This research examined the effects of thermal circulation in a room at cryogenic temperatures between 300K and 4K on thermal expansion coefficients of two ceramic substrates: silicon nitride (Si3N4) and alpha alumina (sapphire) (Al2O3). We also reported on the reduction of thermal lenses in cryogenic sapphire mirror planes using the large-scale cryogenic gravity wave telescope project (LCGT). [Sources: 0, 2]

We measure three key parameters of the sapphire substrate: thermal lens and cryogenic temperature. These parameters are the optical absorption coefficient, the thermal conductivity, the temperature coefficient and the refractive index at cryogenic temperatures. [Sources: 0]

Based on these measurements, we estimated the shot sensitivity of interferometer thermal lenses using wavefront simulations. White CSI samples were used and optical absorption measurements were performed. [Sources: 0]

The signal degradation at 100 MHz was estimated at less than 10 MHz due to the self-noise in the frequency divider component used. The performance of T = 10.3 s was superior to previous results. One of the frozen sapphire oscillators was built with the same spiral crystal four times after the measurements, but one of the thermal stabilization features with passive thermal filtering was not implemented. [Sources: 8]

Chapter 4 examines the influence of crystal orientation on the tensile strength of hydroxide catalysis bonds in sapphire. In this paper we report on the results of two samples of sapphire obtained from boules grown using a modified Kyropoulos method by melting raw material in a crucible and putting the seeds in contact with a bath in which the temperature is lowered to control the way the crystals grow in the bath. [Sources: 6, 9]

The focused beam is modulated by the optical chopper with a fixed frequency and the temperature changes are modulated linearly. The power absorbed by our sample is low and the amplitude of temperature modulation is proportional to its local absorption coefficient. It should be noted that the absorption coefficient contains secondary contributions, such as thermal loads mediated by changes in the refractive index. [Sources: 9]

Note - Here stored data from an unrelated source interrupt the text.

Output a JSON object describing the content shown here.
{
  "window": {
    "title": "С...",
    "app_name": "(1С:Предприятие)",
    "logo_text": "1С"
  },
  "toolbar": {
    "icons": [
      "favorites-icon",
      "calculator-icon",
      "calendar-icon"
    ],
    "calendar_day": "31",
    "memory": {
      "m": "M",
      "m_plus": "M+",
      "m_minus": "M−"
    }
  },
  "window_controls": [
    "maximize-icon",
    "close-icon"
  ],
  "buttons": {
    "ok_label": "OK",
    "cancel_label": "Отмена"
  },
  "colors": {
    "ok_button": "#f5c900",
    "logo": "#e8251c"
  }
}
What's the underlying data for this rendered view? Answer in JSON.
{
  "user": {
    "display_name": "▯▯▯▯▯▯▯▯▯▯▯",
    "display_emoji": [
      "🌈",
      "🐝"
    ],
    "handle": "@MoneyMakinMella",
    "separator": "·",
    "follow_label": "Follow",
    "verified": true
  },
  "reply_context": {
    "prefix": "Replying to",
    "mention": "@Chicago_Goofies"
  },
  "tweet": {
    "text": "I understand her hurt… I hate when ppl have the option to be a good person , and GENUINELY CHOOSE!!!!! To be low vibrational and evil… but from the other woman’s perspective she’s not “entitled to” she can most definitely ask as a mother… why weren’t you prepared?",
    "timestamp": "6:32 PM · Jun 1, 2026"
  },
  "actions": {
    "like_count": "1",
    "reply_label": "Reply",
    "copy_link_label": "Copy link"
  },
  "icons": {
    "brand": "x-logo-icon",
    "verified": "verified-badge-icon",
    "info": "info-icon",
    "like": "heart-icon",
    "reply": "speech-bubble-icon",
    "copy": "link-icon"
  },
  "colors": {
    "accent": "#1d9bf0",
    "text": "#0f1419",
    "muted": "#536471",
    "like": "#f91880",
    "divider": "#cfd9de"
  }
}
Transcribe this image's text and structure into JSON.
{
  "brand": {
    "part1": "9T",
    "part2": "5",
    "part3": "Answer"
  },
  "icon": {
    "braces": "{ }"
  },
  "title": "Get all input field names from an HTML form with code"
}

Knowledge of fluorescence cross sections and line shapes at cryogenic temperatures is of crucial importance to the designer of CPA laser systems to model the amplification process and performance of the laser system. [Sources: 1]

Section 2 describes measurements of the fluorescence spectrum at temperatures from 77K to 300K. Section 3 presents calculations of the amplification cross-section and the line shape as well as corresponding fit parameters, which are used for modelling the CPA gain. Section 4 presents simulations of multipass amplifiers with the amplification and line shapes presented in Section 3 at cryogenic and room temperatures. [Sources: 1]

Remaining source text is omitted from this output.